According to Cambridge’s Centre for Alternative Finance, the cryptocurrency’s estimated annualized electricity consumption at the beginning of 2020 was 71.07 terawatt-hours. On March 11 of this year, that figure hit 128 terawatt-hours.

For reference, in all of 2019, Australia’s main electric grid used only 192 terawatt-hours. And the entire country of Argentina uses just 125 terawatt-hours annually.

Bitcoin now represents 0.59% of total worldwide energy consumption, according to Cambridge, and if you were to rank every country in terms of their total energy consumption including bitcoin, the digital asset would be the 29th largest consumer of power on the planet.

Bitcoin’s excessive energy use and climate change impact have been under scrutiny from all sides lately. Experts have repeatedly warned about the “staggering” amount of energy required to mine the digital currency.

Even Bill Gates has critiqued bitcoin for its environmental impact.

“Bitcoin uses more electricity per transaction than any other method known to mankind,” Gates said in a Clubhouse interview with New York Times reporter and CNBC co-anchor Andrew Ross. “It’s not a great climate thing.”
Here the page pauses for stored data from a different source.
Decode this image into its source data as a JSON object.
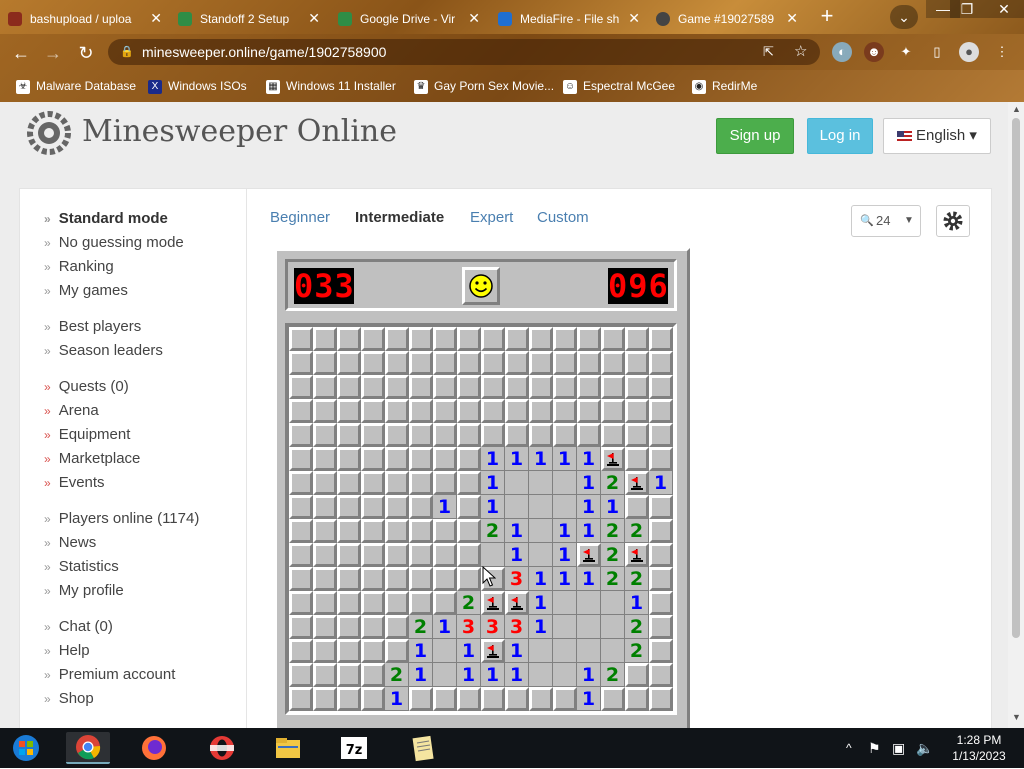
{
  "browser": {
    "tabs": [
      {
        "title": "bashupload / uploa",
        "color": "#8b2b1c"
      },
      {
        "title": "Standoff 2 Setup",
        "color": "#2f8d46"
      },
      {
        "title": "Google Drive - Vir",
        "color": "#2f8d46"
      },
      {
        "title": "MediaFire - File sh",
        "color": "#1f6fd1"
      },
      {
        "title": "Game #19027589",
        "color": "#444444"
      }
    ],
    "new_tab": "+",
    "tab_menu": "⌄",
    "window_controls": [
      "—",
      "❐",
      "✕"
    ],
    "back": "←",
    "forward": "→",
    "reload": "↻",
    "url": "minesweeper.online/game/1902758900",
    "bookmarks": [
      {
        "label": "Malware Database",
        "icon": "☣"
      },
      {
        "label": "Windows ISOs",
        "icon": "X"
      },
      {
        "label": "Windows 11 Installer",
        "icon": "▦"
      },
      {
        "label": "Gay Porn Sex Movie...",
        "icon": "♛"
      },
      {
        "label": "Espectral McGee",
        "icon": "☺"
      },
      {
        "label": "RedirMe",
        "icon": "◉"
      }
    ]
  },
  "site": {
    "logo_text": "Minesweeper Online",
    "signup": "Sign up",
    "login": "Log in",
    "language": "English",
    "lang_caret": "▾"
  },
  "sidebar": {
    "groups": [
      [
        {
          "label": "Standard mode",
          "bold": true
        },
        {
          "label": "No guessing mode"
        },
        {
          "label": "Ranking"
        },
        {
          "label": "My games"
        }
      ],
      [
        {
          "label": "Best players"
        },
        {
          "label": "Season leaders"
        }
      ],
      [
        {
          "label": "Quests (0)",
          "red": true
        },
        {
          "label": "Arena",
          "red": true
        },
        {
          "label": "Equipment",
          "red": true
        },
        {
          "label": "Marketplace",
          "red": true
        },
        {
          "label": "Events",
          "red": true
        }
      ],
      [
        {
          "label": "Players online (1174)"
        },
        {
          "label": "News"
        },
        {
          "label": "Statistics"
        },
        {
          "label": "My profile"
        }
      ],
      [
        {
          "label": "Chat (0)"
        },
        {
          "label": "Help"
        },
        {
          "label": "Premium account"
        },
        {
          "label": "Shop"
        }
      ]
    ],
    "chevron": "»"
  },
  "modes": {
    "items": [
      "Beginner",
      "Intermediate",
      "Expert",
      "Custom"
    ],
    "selected": "Intermediate"
  },
  "zoom": {
    "value": "24",
    "icon": "magnifier-icon"
  },
  "game": {
    "mines_left": "033",
    "timer": "096",
    "face": "smile",
    "board": [
      "################",
      "################",
      "################",
      "################",
      "################",
      "########11111F##",
      "########1...12F1",
      "######1#1...11##",
      "########21.1122#",
      "########.1.1F2F#",
      "#########311122#",
      "#######2FF1...1#",
      "#####213331...2#",
      "#####1.1F1....2#",
      "####21.111..12##",
      "####1#######1###"
    ]
  },
  "taskbar": {
    "apps": [
      "start-icon",
      "chrome-icon",
      "firefox-icon",
      "opera-icon",
      "file-explorer-icon",
      "7zip-icon",
      "notepad-icon"
    ],
    "tray_arrow": "^",
    "time": "1:28 PM",
    "date": "1/13/2023"
  },
  "colors": {
    "n1": "#0000ff",
    "n2": "#008000",
    "n3": "#ff0000",
    "signup": "#4cae4c",
    "login": "#5bc0de",
    "counter": "#ff0000"
  }
}
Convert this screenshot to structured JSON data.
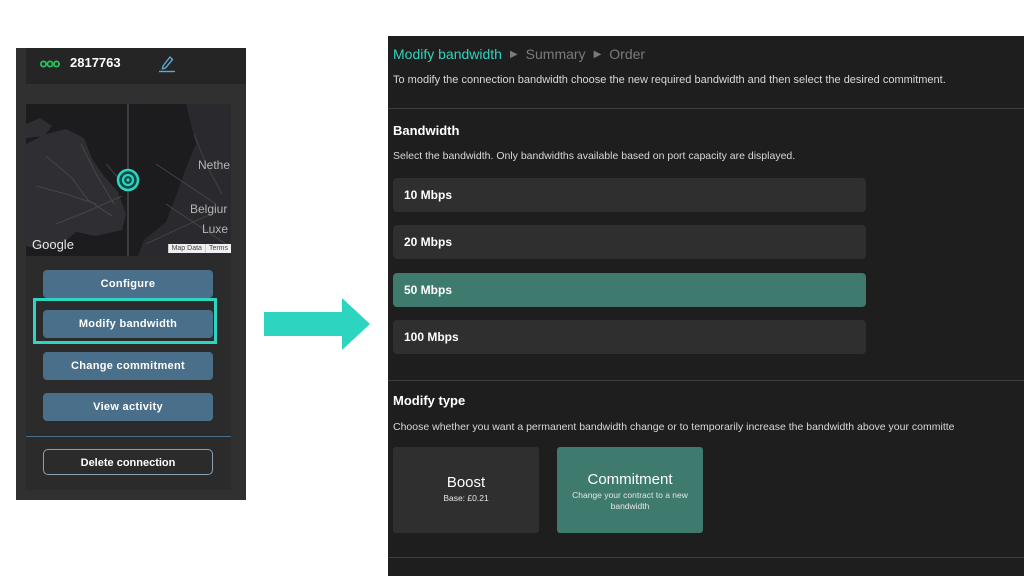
{
  "connection": {
    "id": "2817763",
    "logo": "infinity-logo",
    "edit_icon": "pencil-icon"
  },
  "map": {
    "labels": [
      "Nethe",
      "Belgiur",
      "Luxe"
    ],
    "google": "Google",
    "map_data": "Map Data",
    "terms": "Terms",
    "marker": "location-target-icon"
  },
  "actions": {
    "configure": "Configure",
    "modify_bandwidth": "Modify bandwidth",
    "change_commitment": "Change commitment",
    "view_activity": "View activity",
    "delete_connection": "Delete connection"
  },
  "colors": {
    "accent": "#2dd4bf",
    "button_blue": "#4a6f8a",
    "selected_green": "#3e7a6e",
    "panel_dark": "#1e1e1e"
  },
  "breadcrumb": [
    "Modify bandwidth",
    "Summary",
    "Order"
  ],
  "intro": "To modify the connection bandwidth choose the new required bandwidth and then select the desired commitment.",
  "bandwidth": {
    "title": "Bandwidth",
    "description": "Select the bandwidth. Only bandwidths available based on port capacity are displayed.",
    "options": [
      "10 Mbps",
      "20 Mbps",
      "50 Mbps",
      "100 Mbps"
    ],
    "selected": "50 Mbps"
  },
  "modify_type": {
    "title": "Modify type",
    "description": "Choose whether you want a permanent bandwidth change or to temporarily increase the bandwidth above your committe",
    "boost": {
      "title": "Boost",
      "subtitle": "Base: £0.21"
    },
    "commitment": {
      "title": "Commitment",
      "subtitle": "Change your contract to a new bandwidth",
      "selected": true
    }
  }
}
On the other hand, some experts say bitcoin’s energy use isn’t an issue as long as the energy comes from green sources, and it appears there has been a transition to using more green energy for digital currencies.

In September of last year the 3rd Global Cryptoasset Benchmarking Study, also from the University of Cambridge, showed 39% of the energy consumed by cryptocurrencies comes from renewable energy sources.

That’s a significant improvement from the 2nd Global Cryptoasset Benchmarking Study, which revealed that just 28% of the total energy consumed by crypto mining came from renewable sources.

Still, many experts contend cryptocurrencies have a long way to go if they want to silence critics of the coin’s climate change effects.